Digesters break down samples into their basic constituents for analysis.  While they function in a similar fashion to biological digestion, the constituents are not used for food, rather for study.  Sample digestion is often involved in hunts for trace metals, to prepare for such analyses as atomic absorption or inductively coupled plasma spectroscopy.  This classification of devices includes those used for laboratory research, sample testing, and process study.  Large-scale troughs, tanks, or silos used for sewage treatment, treatment of agricultural waste, or methane abatement are not covered. The two most common types of digesters are those that function via acid digestion or microwave digestion (although custom, specialized and proprietary technologies are available).

In acid digestion the sample is digested under elevated pressure (100-500 psi) and temperature (50-180 degrees C) conditions using conventional acids, such as nitric and hydrochloric acids.

Microwave digesters heat microwave-absorbing reagents containing a sample inside a pressurized, microwave-transparent container. Pressurization allows higher temperatures to be achieved, thus increasing the speed of digestion. Pressure and temperature inside the control vessels may be monitored and used to determine the amount of microwave energy applied.

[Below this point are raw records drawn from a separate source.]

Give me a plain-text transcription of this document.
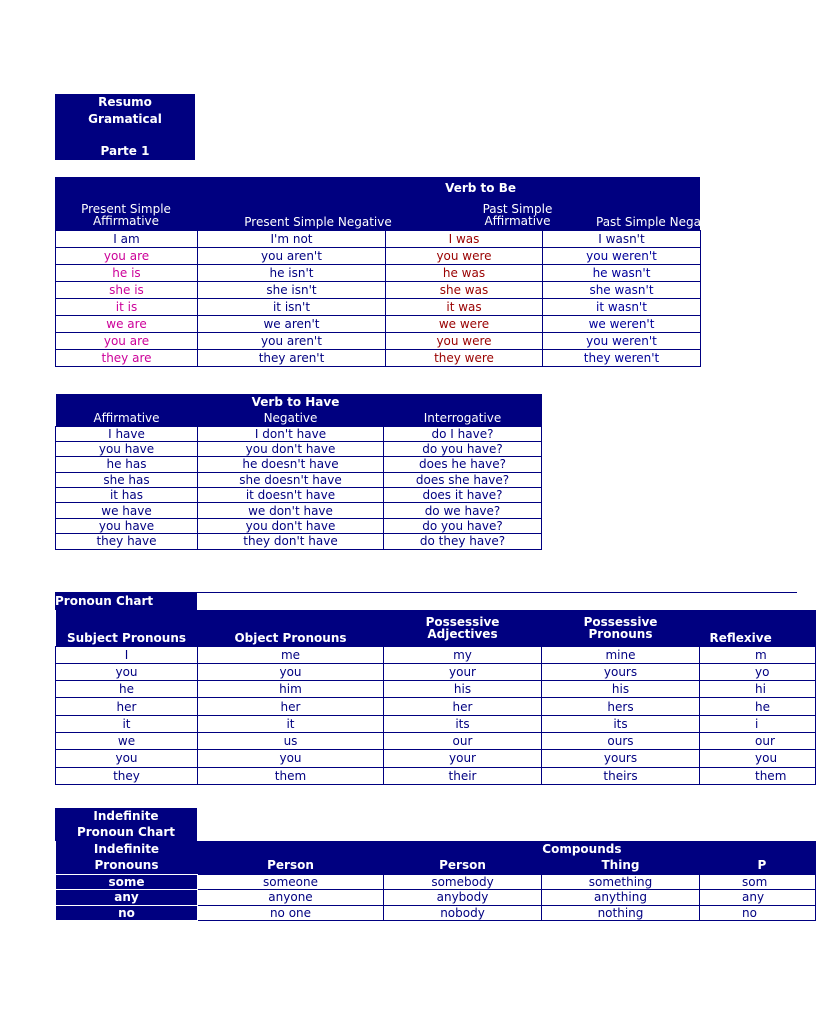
Resumo
Gramatical
Parte 1
	Verb to Be		
Present Simple Affirmative	Present Simple Negative	Past Simple Affirmative	Past Simple Negative
I am	I'm not	I was	I wasn't
you are	you aren't	you were	you weren't
he is	he isn't	he was	he wasn't
she is	she isn't	she was	she wasn't
it is	it isn't	it was	it wasn't
we are	we aren't	we were	we weren't
you are	you aren't	you were	you weren't
they are	they aren't	they were	they weren't
	Verb to Have	
Affirmative	Negative	Interrogative
I have	I don't have	do I have?
you have	you don't have	do you have?
he has	he doesn't have	does he have?
she has	she doesn't have	does she have?
it has	it doesn't have	does it have?
we have	we don't have	do we have?
you have	you don't have	do you have?
they have	they don't have	do they have?
Pronoun Chart
Subject Pronouns	Object Pronouns	Possessive Adjectives	Possessive Pronouns	Reflexive
I	me	my	mine	m
you	you	your	yours	yo
he	him	his	his	hi
her	her	her	hers	he
it	it	its	its	i
we	us	our	ours	our
you	you	your	yours	you
they	them	their	theirs	them
Indefinite
Pronoun Chart
Indefinite		Compounds		
Pronouns	Person	Person	Thing	P
some	someone	somebody	something	som
any	anyone	anybody	anything	any
no	no one	nobody	nothing	no
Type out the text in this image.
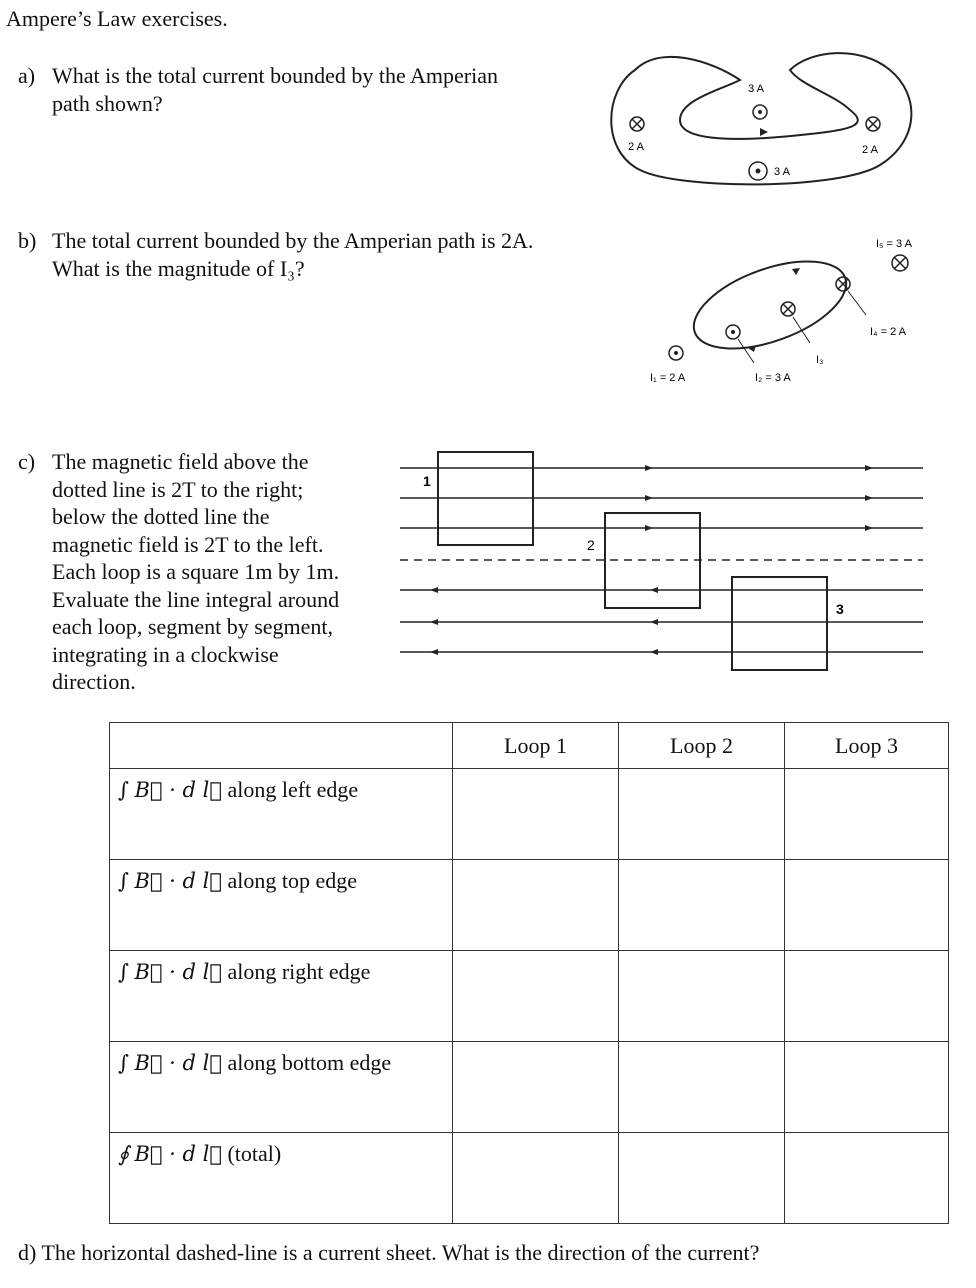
Ampere’s Law exercises.
a) What is the total current bounded by the Amperian
path shown?
b) The total current bounded by the Amperian path is 2A.
What is the magnitude of I₃?
c) The magnetic field above the
dotted line is 2T to the right;
below the dotted line the
magnetic field is 2T to the left.
Each loop is a square 1m by 1m.
Evaluate the line integral around
each loop, segment by segment,
integrating in a clockwise
direction.
2 A
3 A
3 A
2 A
I₁ = 2 A	I₂ = 3 A
I₃
I₄ = 2 A
I₅ = 3 A
1
2
3
	Loop 1	Loop 2	Loop 3
∫ B⃗ · d l⃗ along left edge			
∫ B⃗ · d l⃗ along top edge			
∫ B⃗ · d l⃗ along right edge			
∫ B⃗ · d l⃗ along bottom edge			
∮ B⃗ · d l⃗ (total)			
d) The horizontal dashed-line is a current sheet. What is the direction of the current?
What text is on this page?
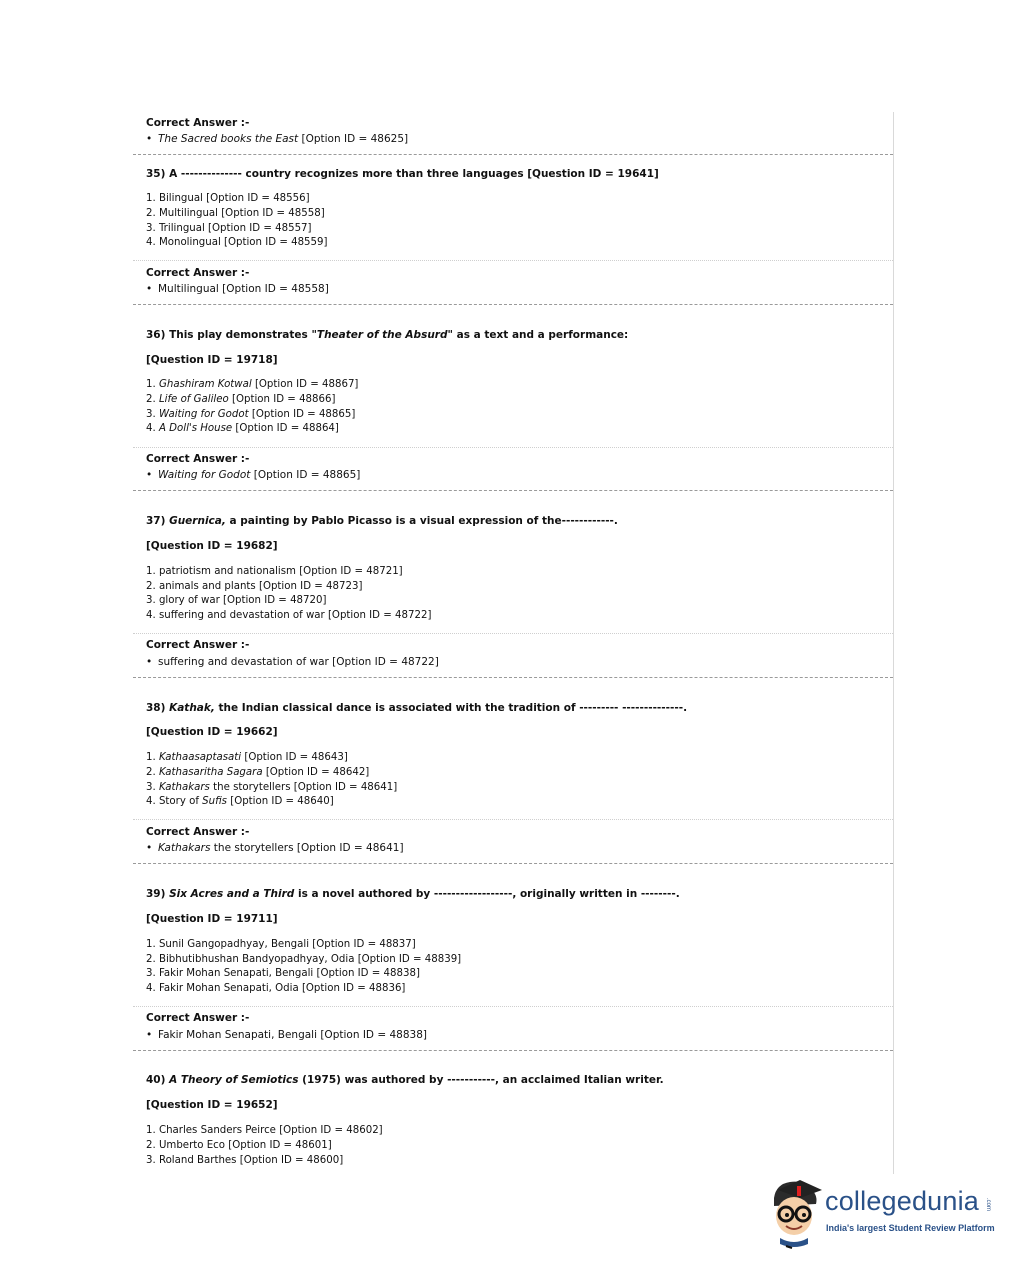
Correct Answer :-
• The Sacred books the East [Option ID = 48625]
35) A -------------- country recognizes more than three languages [Question ID = 19641]
1. Bilingual [Option ID = 48556]
2. Multilingual [Option ID = 48558]
3. Trilingual [Option ID = 48557]
4. Monolingual [Option ID = 48559]
Correct Answer :-
• Multilingual [Option ID = 48558]
36) This play demonstrates "Theater of the Absurd" as a text and a performance:
[Question ID = 19718]
1. Ghashiram Kotwal [Option ID = 48867]
2. Life of Galileo [Option ID = 48866]
3. Waiting for Godot [Option ID = 48865]
4. A Doll's House [Option ID = 48864]
Correct Answer :-
• Waiting for Godot [Option ID = 48865]
37) Guernica, a painting by Pablo Picasso is a visual expression of the------------.
[Question ID = 19682]
1. patriotism and nationalism [Option ID = 48721]
2. animals and plants [Option ID = 48723]
3. glory of war [Option ID = 48720]
4. suffering and devastation of war [Option ID = 48722]
Correct Answer :-
• suffering and devastation of war [Option ID = 48722]
38) Kathak, the Indian classical dance is associated with the tradition of --------- --------------.
[Question ID = 19662]
1. Kathaasaptasati [Option ID = 48643]
2. Kathasaritha Sagara [Option ID = 48642]
3. Kathakars the storytellers [Option ID = 48641]
4. Story of Sufis [Option ID = 48640]
Correct Answer :-
• Kathakars the storytellers [Option ID = 48641]
39) Six Acres and a Third is a novel authored by ------------------, originally written in --------.
[Question ID = 19711]
1. Sunil Gangopadhyay, Bengali [Option ID = 48837]
2. Bibhutibhushan Bandyopadhyay, Odia [Option ID = 48839]
3. Fakir Mohan Senapati, Bengali [Option ID = 48838]
4. Fakir Mohan Senapati, Odia [Option ID = 48836]
Correct Answer :-
• Fakir Mohan Senapati, Bengali [Option ID = 48838]
40) A Theory of Semiotics (1975) was authored by -----------, an acclaimed Italian writer.
[Question ID = 19652]
1. Charles Sanders Peirce [Option ID = 48602]
2. Umberto Eco [Option ID = 48601]
3. Roland Barthes [Option ID = 48600]
collegedunia .com
India's largest Student Review Platform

Laboratory digesters are all of a batch-type design.  Sample material, generally organic matter, is placed within the device and is allowed to digest. The retention time depends on temperature and other factors. Once the digestion is complete, the effluent is removed and the process is repeated.  Installation of a fume hood is helpful to remove gases produced by the digestion process.

One of two methods is used to process samples: open flask or closed flask digestion.  As the name implies, in open flask digestion, the reaction takes place in an open container.  This is the more commonly used method; calling for lower pressure to perform the procedure, although gas build up is more likely.  Closed flask reaction takes place in a closed container.  The elevated pressures that can be achieved in closed reaction vessels decrease digestion time.  Generally, high-pressure vessels are used for biological and organic chemical samples, while lower pressure vessels are used for soil/sediment, environmental samples, and catalysts.

Digesters can be preset to process a batch of samples over a specific period of time. Automated operation frees key laboratory personnel from managing the long and tedious digestion processes and provides a head start on analysis.